Case 2: All three balls are orange
Using the same reasoning as above, the probability of all three balls being orange is (4/9) * (3/8) * (2/7) = 24/504 = 1/21.
Therefore, the total probability of the three balls being the same color is 5/42 + 1/21 = 5/42 + 2/42 = 7/42 = 1/6.
II) To find the probability that the three balls are different colors, we need to consider all the possible combinations of colors.
There are 3 colors to choose from (white, orange, luminous green), and we need to choose one color for each ball.

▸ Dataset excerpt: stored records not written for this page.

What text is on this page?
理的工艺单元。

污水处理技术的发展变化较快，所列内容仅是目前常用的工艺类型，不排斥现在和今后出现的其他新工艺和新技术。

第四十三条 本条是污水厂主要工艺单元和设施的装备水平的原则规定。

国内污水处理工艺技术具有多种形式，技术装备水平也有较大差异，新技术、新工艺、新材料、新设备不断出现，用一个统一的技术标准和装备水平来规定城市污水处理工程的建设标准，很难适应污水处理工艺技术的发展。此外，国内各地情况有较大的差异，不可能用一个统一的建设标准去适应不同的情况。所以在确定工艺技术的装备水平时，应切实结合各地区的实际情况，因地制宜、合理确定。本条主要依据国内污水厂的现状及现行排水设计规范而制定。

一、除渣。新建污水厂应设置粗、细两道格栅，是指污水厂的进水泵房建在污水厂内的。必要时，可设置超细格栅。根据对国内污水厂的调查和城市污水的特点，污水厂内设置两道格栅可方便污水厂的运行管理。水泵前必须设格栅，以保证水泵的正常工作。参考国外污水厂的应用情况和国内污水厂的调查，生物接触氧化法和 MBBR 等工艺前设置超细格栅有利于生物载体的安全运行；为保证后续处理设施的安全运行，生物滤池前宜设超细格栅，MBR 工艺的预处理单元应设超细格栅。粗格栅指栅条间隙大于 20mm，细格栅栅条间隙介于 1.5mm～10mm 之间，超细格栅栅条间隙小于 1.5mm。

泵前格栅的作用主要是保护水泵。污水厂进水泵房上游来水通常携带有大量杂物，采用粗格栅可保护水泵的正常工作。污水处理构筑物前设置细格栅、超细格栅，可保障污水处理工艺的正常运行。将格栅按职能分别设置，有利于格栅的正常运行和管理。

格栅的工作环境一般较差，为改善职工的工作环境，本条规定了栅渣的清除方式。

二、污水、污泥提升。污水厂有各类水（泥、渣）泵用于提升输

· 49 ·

The first ball can be any of the 9 corks (5 white, 4 orange, and some luminous green)
The second ball can be any of the remaining 8 corks (since one has already been picked)
The third ball can be any of the remaining 7 corks (since two have already been picked)
Therefore, the total number of possible combinations is 9 * 8 * 7 = 504.
The probability of the three balls being different colors is 504/504 = 1.
C) To find the probability of Jack winning the game in either the third or fourth attempt, we need to find the probability of winning on the third attempt and the probability of winning on the fourth attempt separately, and then add them together.
The probability of winning on the third attempt is (1/3) * (2/3)^2 = 2/27.
(The first two attempts must be losses, which is (2/3)^2, followed by a win with probability 1/3).
The probability of winning on the fourth attempt is (2/3)^3 * (1/3) = 2/81.
(The first three attempts must be losses, which is (2/3)^3, followed by a win with probability 1/3).
Therefore, the total probability of winning in either the third or fourth attempt is 2/27 + 2/81 = 8/81.